# Moving back to Canada...want to bring our nanny



## nslaunwhite (Jan 21, 2011)

Hey guys...need some help. I am a Canadian whose been living in Asia for 6 years...my husband is Indian but have his Canadian Permanent Resident visa...we are planning on moving to Canada this summer with our 2 small children and would like to bring our Thai nanny with us. She meets all of the qualifications for the live-in caregiver program but whilst trying to fill in the application there is a lot of information I cannot provide. Like our Canadian address, phone number, employers etc as we don't know it yet...we were planning on staying in a serviced apartment when we arrive until we buy a house.
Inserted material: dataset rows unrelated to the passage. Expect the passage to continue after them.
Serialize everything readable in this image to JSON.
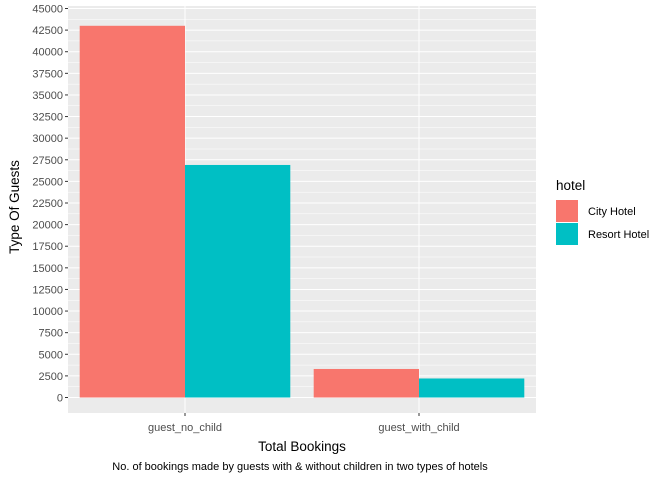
{
  "chart_data": {
    "type": "bar",
    "title": "",
    "xlabel": "Total Bookings",
    "ylabel": "Type Of Guests",
    "caption": "No. of bookings made by guests with & without children in two types of hotels",
    "categories": [
      "guest_no_child",
      "guest_with_child"
    ],
    "series": [
      {
        "name": "City Hotel",
        "color": "#F8766D",
        "values": [
          43000,
          3300
        ]
      },
      {
        "name": "Resort Hotel",
        "color": "#00BFC4",
        "values": [
          26900,
          2200
        ]
      }
    ],
    "ylim": [
      0,
      45000
    ],
    "yticks": [
      0,
      2500,
      5000,
      7500,
      10000,
      12500,
      15000,
      17500,
      20000,
      22500,
      25000,
      27500,
      30000,
      32500,
      35000,
      37500,
      40000,
      42500,
      45000
    ],
    "legend": {
      "title": "hotel",
      "position": "right"
    },
    "grid": true,
    "panel_background": "#EBEBEB"
  }
}
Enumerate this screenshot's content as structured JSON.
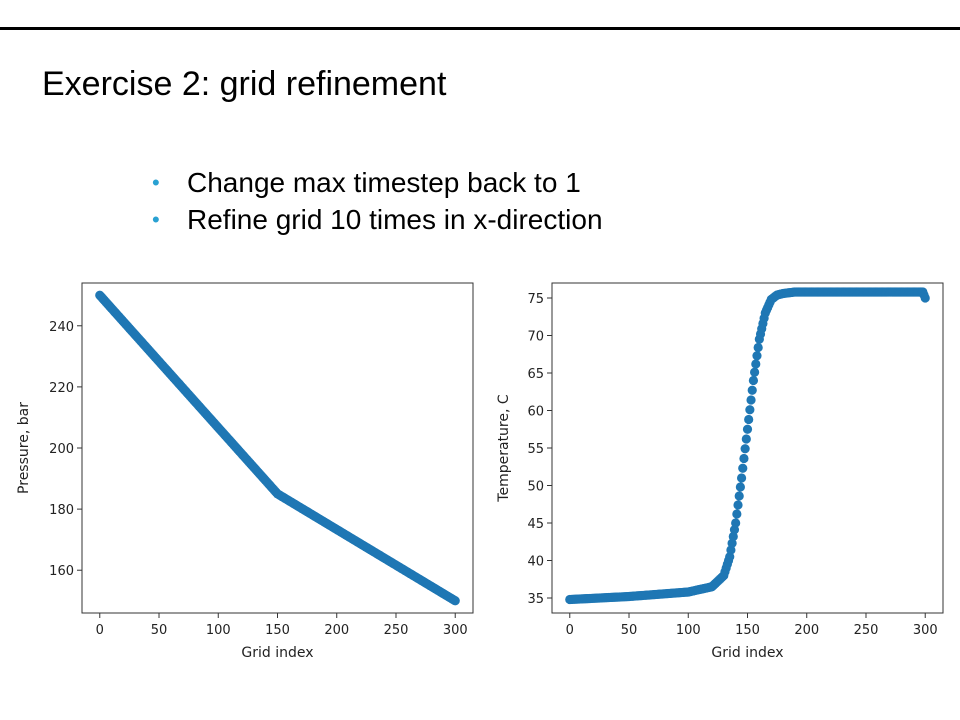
{
  "slide": {
    "title": "Exercise 2: grid refinement",
    "bullets": [
      "Change max timestep back to 1",
      "Refine grid 10 times in x-direction"
    ],
    "bullet_color": "#29a1d2"
  },
  "chart_data": [
    {
      "type": "scatter",
      "title": "",
      "xlabel": "Grid index",
      "ylabel": "Pressure, bar",
      "xlim": [
        -15,
        315
      ],
      "ylim": [
        146,
        254
      ],
      "xticks": [
        0,
        50,
        100,
        150,
        200,
        250,
        300
      ],
      "yticks": [
        160,
        180,
        200,
        220,
        240
      ],
      "marker_color": "#1f77b4",
      "grid": false,
      "series": [
        {
          "x": [
            0,
            150,
            300
          ],
          "y": [
            250,
            185,
            150
          ]
        }
      ]
    },
    {
      "type": "scatter",
      "title": "",
      "xlabel": "Grid index",
      "ylabel": "Temperature, C",
      "xlim": [
        -15,
        315
      ],
      "ylim": [
        33,
        77
      ],
      "xticks": [
        0,
        50,
        100,
        150,
        200,
        250,
        300
      ],
      "yticks": [
        35,
        40,
        45,
        50,
        55,
        60,
        65,
        70,
        75
      ],
      "marker_color": "#1f77b4",
      "grid": false,
      "series": [
        {
          "x": [
            0,
            50,
            100,
            120,
            130,
            135,
            140,
            145,
            150,
            155,
            160,
            165,
            170,
            175,
            180,
            190,
            200,
            250,
            298,
            300
          ],
          "y": [
            34.8,
            35.2,
            35.8,
            36.5,
            38.0,
            40.5,
            45.0,
            51.0,
            57.5,
            64.0,
            69.5,
            73.0,
            74.8,
            75.4,
            75.6,
            75.8,
            75.8,
            75.8,
            75.8,
            75.0
          ]
        }
      ]
    }
  ]
}
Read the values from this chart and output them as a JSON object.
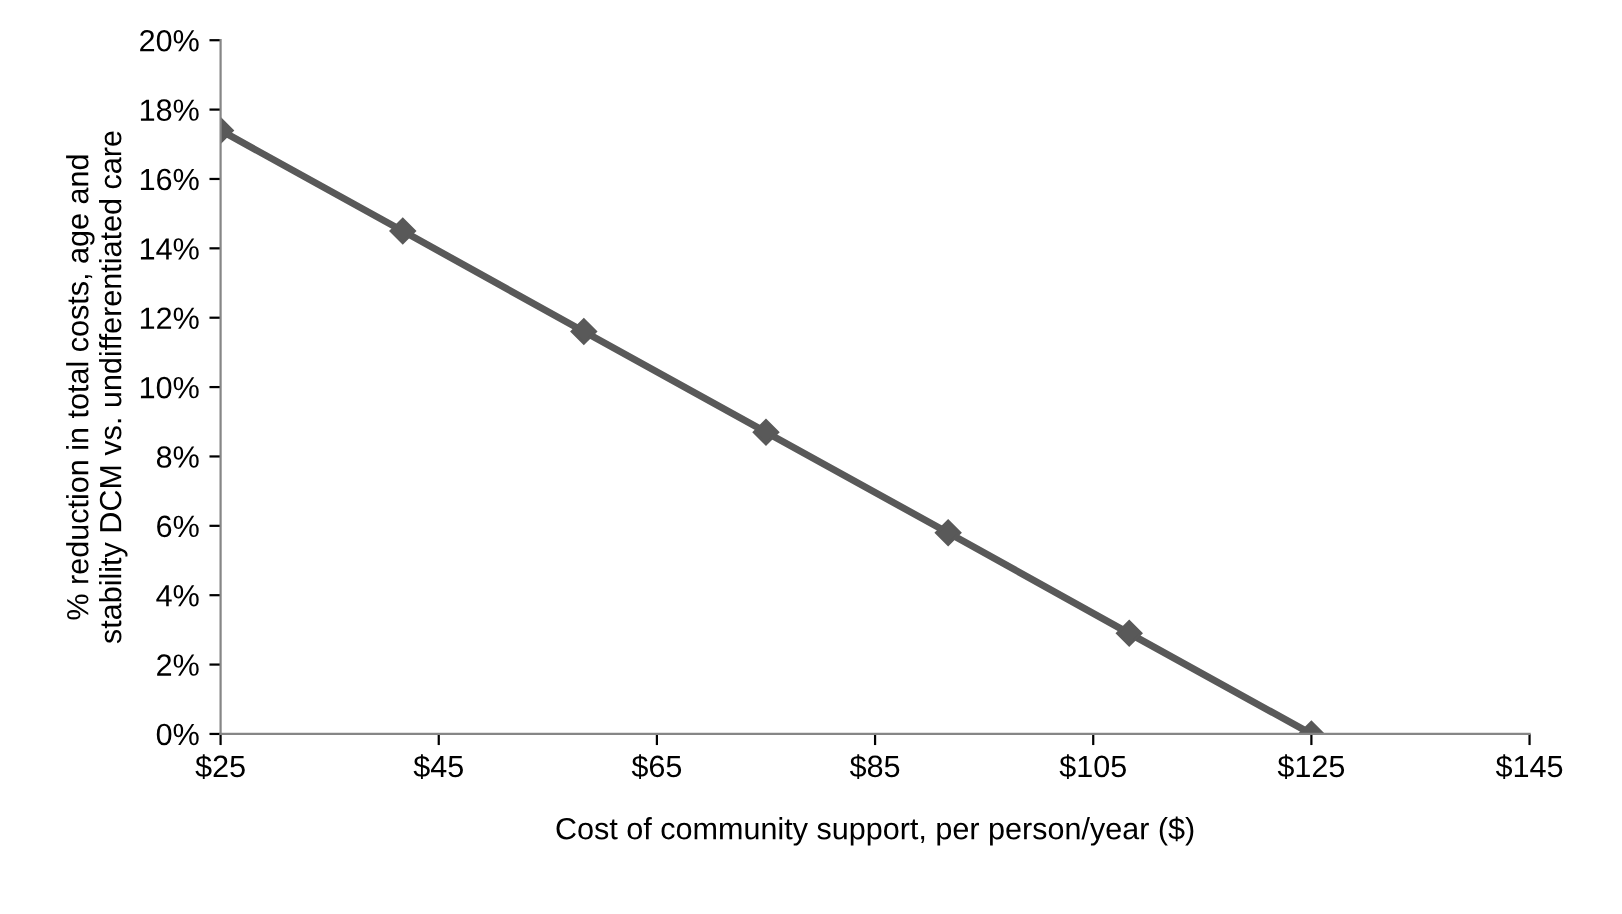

As for employment, my husband two 2 viable businesses in Asia that would provide us ample income until we find work in Canada. So what should be do -
1 - bring her on a tourist visa and start the application once we are there
or 2 - try to buy a house before we move?

Thanks for any advice!


----------



## Auld Yin (Mar 10, 2009)

nslaunwhite said:


> Hey guys...need some help. I am a Canadian whose been living in Asia for 6 years...my husband is Indian but have his Canadian Permanent Resident visa...we are planning on moving to Canada this summer with our 2 small children and would like to bring our Thai nanny with us. She meets all of the qualifications for the live-in caregiver program but whilst trying to fill in the application there is a lot of information I cannot provide. Like our Canadian address, phone number, employers etc as we don't know it yet...we were planning on staying in a serviced apartment when we arrive until we buy a house. As for employment, my husband two 2 viable businesses in Asia that would provide us ample income until we find work in Canada. So what should be do -
> 1 - bring her on a tourist visa and start the application once we are there
> or 2 - try to buy a house before we move?
> 
> Thanks for any advice!


Is your husband in line with the 2 years out of 5 rule? If he hasn't completed 2 years residence in Canada in the past 5 years he no longer has PR status.

Your nanny may come to Canada as a visitor, however she will not be permitted to work for you as she will not have status.


----------